A scary-looking Sea Shepherd ship — a camouflaged vessel painted with jagged shark's teeth — was docked in front of the world's media at the celebrity-filled Cannes Film Festival this month with activist Pamela Anderson in tow, drawing attention to the campaign against Antibes' Marineland, Europe's largest Sea World-style theme park. Sea Shepherd is suing the marine park for negligence that they claim led to the deaths of an orca and other animals — allegations that Marineland officials deny.
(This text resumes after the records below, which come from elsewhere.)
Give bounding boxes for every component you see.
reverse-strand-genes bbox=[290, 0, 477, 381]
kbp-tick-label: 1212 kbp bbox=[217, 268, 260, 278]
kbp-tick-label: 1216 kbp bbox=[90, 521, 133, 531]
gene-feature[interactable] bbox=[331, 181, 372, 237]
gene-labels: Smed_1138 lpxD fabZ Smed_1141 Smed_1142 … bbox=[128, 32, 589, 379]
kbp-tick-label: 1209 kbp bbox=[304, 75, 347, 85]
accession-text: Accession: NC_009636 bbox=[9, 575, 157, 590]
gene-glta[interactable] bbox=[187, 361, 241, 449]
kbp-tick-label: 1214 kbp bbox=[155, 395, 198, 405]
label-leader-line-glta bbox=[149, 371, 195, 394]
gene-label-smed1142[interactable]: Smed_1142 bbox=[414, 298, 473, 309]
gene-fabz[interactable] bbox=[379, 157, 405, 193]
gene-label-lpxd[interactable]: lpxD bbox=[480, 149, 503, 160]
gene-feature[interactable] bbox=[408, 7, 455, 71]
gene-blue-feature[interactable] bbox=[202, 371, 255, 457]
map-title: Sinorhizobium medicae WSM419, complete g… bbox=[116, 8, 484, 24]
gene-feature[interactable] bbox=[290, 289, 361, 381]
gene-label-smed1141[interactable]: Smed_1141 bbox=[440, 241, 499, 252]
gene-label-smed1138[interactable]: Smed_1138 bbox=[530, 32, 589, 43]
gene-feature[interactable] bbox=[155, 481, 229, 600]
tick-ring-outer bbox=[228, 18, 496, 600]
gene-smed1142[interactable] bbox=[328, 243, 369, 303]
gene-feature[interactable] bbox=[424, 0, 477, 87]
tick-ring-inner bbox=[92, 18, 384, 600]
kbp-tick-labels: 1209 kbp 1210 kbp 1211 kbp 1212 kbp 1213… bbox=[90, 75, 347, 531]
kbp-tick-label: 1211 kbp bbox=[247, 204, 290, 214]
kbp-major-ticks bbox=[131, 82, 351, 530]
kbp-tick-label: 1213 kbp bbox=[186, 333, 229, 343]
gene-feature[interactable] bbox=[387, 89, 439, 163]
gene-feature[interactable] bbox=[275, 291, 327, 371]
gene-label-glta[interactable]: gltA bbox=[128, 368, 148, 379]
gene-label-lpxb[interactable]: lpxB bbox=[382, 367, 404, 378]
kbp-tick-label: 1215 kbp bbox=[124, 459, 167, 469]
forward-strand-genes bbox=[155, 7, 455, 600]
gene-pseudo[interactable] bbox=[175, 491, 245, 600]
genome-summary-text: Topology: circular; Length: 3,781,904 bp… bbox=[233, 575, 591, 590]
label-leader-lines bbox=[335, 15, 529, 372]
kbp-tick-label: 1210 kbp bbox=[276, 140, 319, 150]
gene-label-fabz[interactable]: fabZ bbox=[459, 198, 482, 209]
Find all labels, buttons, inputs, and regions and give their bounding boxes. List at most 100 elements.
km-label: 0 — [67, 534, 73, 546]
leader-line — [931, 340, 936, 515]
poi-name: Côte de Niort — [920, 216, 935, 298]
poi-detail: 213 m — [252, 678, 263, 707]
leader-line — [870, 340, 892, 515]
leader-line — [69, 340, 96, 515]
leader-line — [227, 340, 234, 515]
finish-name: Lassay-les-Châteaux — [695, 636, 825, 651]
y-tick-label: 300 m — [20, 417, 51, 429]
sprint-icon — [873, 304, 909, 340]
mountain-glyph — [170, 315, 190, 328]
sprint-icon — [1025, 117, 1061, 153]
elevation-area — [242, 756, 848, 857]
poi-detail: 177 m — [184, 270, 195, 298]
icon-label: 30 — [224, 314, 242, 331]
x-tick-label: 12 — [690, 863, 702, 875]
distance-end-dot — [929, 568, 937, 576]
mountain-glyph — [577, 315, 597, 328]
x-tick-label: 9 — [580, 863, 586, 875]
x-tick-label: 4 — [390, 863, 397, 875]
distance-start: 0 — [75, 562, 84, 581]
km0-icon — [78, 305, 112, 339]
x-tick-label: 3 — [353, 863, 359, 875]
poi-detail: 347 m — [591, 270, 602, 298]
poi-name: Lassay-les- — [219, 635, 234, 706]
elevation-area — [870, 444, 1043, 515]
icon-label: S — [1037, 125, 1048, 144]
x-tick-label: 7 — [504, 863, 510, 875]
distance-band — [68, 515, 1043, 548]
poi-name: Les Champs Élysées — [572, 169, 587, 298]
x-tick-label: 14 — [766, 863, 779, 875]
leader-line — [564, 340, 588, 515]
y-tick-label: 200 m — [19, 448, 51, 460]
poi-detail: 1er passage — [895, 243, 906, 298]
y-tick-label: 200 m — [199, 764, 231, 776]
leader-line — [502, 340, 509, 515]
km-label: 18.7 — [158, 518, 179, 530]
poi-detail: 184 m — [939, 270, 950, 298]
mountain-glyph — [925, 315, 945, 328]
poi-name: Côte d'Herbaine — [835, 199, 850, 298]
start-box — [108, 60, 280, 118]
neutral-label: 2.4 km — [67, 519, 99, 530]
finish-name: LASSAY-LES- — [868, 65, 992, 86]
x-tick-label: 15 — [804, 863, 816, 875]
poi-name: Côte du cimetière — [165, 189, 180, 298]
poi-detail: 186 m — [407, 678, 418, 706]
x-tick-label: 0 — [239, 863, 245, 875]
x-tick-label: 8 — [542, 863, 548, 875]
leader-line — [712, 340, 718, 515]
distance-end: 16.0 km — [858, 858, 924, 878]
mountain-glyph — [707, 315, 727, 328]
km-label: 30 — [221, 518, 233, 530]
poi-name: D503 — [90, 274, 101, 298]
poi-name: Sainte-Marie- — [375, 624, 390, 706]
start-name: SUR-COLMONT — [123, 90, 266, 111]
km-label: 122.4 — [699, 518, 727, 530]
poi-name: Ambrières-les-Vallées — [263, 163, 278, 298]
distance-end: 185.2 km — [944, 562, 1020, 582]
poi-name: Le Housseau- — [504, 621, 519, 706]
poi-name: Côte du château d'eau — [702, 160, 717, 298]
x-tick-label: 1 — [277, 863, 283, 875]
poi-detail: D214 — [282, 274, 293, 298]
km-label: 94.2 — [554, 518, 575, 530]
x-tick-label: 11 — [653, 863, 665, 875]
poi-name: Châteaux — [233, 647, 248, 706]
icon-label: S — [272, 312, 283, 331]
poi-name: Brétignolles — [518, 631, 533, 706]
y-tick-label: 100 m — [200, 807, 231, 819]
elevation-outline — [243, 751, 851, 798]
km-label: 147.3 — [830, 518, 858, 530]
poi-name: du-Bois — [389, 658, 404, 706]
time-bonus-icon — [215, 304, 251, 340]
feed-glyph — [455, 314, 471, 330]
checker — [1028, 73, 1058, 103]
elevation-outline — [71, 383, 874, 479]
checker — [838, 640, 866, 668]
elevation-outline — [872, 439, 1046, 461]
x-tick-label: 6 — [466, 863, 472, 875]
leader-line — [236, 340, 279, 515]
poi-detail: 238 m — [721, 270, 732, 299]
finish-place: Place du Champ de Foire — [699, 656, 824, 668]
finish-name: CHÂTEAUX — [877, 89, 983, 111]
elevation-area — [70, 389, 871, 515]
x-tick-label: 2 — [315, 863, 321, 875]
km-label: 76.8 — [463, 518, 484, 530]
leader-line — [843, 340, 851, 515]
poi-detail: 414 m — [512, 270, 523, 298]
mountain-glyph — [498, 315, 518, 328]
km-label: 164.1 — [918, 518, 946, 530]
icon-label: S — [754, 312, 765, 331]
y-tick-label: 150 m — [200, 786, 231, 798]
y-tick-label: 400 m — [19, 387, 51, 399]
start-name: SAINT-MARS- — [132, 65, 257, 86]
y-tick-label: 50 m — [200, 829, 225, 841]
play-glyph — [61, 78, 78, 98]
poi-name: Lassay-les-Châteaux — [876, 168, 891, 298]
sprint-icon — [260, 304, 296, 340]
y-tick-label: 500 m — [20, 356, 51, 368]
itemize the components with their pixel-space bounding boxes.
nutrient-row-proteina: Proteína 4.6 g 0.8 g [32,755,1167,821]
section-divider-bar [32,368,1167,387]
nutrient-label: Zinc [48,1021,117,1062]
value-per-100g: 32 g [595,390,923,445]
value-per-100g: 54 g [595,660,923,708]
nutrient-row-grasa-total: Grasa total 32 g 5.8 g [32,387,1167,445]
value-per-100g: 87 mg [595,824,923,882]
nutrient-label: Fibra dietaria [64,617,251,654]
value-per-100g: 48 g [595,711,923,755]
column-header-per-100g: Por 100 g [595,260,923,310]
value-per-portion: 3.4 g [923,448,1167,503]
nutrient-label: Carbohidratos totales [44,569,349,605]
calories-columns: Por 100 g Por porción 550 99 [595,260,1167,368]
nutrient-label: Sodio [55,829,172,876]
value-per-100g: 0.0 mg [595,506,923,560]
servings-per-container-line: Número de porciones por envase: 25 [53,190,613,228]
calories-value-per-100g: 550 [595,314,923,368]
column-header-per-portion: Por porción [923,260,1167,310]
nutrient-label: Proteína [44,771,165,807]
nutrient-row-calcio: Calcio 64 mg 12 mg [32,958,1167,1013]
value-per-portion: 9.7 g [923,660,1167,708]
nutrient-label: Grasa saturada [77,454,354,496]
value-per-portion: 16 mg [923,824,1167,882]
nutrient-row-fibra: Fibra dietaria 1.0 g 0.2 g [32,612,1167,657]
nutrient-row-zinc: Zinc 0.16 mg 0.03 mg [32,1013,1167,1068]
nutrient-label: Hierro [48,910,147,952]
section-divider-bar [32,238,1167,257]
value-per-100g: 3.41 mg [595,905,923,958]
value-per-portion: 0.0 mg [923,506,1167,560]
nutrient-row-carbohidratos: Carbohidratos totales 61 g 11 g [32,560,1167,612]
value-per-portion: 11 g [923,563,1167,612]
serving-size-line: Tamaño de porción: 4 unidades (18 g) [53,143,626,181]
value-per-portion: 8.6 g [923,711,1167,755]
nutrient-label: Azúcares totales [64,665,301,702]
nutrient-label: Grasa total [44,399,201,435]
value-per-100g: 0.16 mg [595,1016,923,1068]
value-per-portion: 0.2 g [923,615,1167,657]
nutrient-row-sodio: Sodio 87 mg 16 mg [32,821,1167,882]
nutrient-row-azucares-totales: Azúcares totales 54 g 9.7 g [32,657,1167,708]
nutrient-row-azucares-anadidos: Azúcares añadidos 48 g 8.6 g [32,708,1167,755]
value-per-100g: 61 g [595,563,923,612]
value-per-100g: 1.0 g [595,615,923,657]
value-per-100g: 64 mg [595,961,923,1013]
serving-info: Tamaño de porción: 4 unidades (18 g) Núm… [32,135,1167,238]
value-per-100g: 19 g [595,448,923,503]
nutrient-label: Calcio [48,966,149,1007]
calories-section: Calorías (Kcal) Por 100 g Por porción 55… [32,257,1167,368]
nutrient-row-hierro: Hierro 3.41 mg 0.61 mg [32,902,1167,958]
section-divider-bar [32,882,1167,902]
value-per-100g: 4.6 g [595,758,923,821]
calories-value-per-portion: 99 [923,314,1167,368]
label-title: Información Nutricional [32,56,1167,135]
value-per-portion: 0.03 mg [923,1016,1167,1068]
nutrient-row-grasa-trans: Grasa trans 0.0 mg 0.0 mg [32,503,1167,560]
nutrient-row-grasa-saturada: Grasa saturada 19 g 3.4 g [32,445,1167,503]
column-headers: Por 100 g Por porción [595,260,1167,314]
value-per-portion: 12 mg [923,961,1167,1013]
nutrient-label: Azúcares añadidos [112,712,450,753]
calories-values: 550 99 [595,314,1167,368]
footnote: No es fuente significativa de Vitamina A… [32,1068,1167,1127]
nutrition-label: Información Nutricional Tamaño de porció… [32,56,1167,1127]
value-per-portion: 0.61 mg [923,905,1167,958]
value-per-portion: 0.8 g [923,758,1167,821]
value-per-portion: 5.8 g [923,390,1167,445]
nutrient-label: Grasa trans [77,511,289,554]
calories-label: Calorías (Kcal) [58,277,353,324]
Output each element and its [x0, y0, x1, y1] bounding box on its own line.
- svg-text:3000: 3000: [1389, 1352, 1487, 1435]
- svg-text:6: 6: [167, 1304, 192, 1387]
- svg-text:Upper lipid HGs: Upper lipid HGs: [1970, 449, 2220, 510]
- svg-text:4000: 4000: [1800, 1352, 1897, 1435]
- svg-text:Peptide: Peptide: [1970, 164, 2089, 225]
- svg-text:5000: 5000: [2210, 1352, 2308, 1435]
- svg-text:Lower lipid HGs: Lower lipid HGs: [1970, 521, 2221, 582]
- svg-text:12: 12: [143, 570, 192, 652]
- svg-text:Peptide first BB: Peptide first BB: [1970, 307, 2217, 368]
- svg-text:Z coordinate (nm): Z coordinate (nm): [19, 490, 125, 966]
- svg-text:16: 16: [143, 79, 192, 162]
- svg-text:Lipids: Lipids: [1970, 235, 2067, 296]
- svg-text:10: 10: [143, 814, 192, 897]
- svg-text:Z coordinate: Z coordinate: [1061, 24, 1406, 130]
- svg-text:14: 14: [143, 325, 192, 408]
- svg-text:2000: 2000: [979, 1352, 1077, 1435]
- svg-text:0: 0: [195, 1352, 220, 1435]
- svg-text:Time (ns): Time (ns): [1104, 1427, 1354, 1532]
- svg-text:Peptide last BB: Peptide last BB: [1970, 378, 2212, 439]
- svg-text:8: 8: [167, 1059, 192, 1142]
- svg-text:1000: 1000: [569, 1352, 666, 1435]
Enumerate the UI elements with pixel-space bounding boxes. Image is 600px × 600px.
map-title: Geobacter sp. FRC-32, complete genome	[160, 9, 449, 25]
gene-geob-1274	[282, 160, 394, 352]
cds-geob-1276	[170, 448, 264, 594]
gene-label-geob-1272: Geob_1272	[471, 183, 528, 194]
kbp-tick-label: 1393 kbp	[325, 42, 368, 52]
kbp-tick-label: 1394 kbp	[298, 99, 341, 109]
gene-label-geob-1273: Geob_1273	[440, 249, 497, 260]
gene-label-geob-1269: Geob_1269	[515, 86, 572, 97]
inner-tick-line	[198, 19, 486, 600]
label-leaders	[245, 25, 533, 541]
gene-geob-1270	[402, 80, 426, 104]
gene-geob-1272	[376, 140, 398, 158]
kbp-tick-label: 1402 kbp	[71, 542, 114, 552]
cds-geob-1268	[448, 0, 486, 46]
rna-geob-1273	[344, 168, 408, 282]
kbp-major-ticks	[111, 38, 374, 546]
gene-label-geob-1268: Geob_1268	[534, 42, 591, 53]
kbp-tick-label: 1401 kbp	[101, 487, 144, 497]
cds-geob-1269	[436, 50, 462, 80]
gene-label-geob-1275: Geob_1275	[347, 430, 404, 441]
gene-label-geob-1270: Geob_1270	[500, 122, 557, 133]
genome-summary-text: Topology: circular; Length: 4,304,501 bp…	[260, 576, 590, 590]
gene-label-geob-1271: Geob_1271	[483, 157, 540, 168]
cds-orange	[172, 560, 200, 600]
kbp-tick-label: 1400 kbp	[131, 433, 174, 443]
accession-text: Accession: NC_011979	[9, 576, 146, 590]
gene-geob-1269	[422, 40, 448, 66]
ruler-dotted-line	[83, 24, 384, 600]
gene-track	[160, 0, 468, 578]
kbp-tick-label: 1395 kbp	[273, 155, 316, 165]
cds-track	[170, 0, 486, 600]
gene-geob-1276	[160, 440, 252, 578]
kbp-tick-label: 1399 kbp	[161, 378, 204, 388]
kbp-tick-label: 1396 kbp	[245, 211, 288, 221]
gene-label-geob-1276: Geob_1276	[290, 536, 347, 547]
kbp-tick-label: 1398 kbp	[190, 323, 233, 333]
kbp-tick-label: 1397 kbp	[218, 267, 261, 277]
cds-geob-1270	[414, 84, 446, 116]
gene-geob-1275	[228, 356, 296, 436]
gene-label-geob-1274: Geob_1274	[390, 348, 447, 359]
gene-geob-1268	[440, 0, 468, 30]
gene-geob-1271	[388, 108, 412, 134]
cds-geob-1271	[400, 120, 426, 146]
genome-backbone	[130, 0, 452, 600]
"I don't love the celebrity thing, but it's what gets the message across," Watson said, citing supporters including Christian Bale, William Shatner, Pierce Brosnan, Sean Connery and Richard Dean Anderson. "We can't lose because we've got two James Bonds, Batman, Captain Kirk and MacGyver on our advisory board."
Isn't he forgetting Robert Redford, who is also on the board?
"Robert Redford wasn't a superhero in 'Captain America,' he was a villain," he laughed.
Humor is just the veneer on a focused, dogged determination that's carried him through six decades of fighting for the rights of marine life.
An Interpol Red Notice is the closest instrument to an international arrest warrant in use today — the police organization circulates those notices to member countries listing people who are wanted for extradition.
Watson said the original charges from Japan — the world's biggest whaling nation — date from 2010, when a Japanese whaling vessel cut a $2 million Sea Shepherd boat in half. The Sea Shepherd captain then boarded the Japanese ship — "to confront the whaler who just destroyed his boat" — and was summarily arrested. Watson claims the captain "made a deal" with the Japanese to suspend his sentence "in return for him saying that I ordered him to board."
Watson says the captain wrote an affidavit to the U.S. State Department a year later admitting that he'd lied to Japan, which led the U.S. to ignore the extradition request — after briefly handcuffing him when he when crossed the border from Canada. He says the Costa Rica request is also trumped up and is linked to the Japanese charges.
Watson's charm comes from his effortless way of making extreme positions seem highly reasonable. He says all the property that Sea Shepherd destroys by ramming it at sea is being used for criminal activity.
"So we don't see a problem with that," he explained.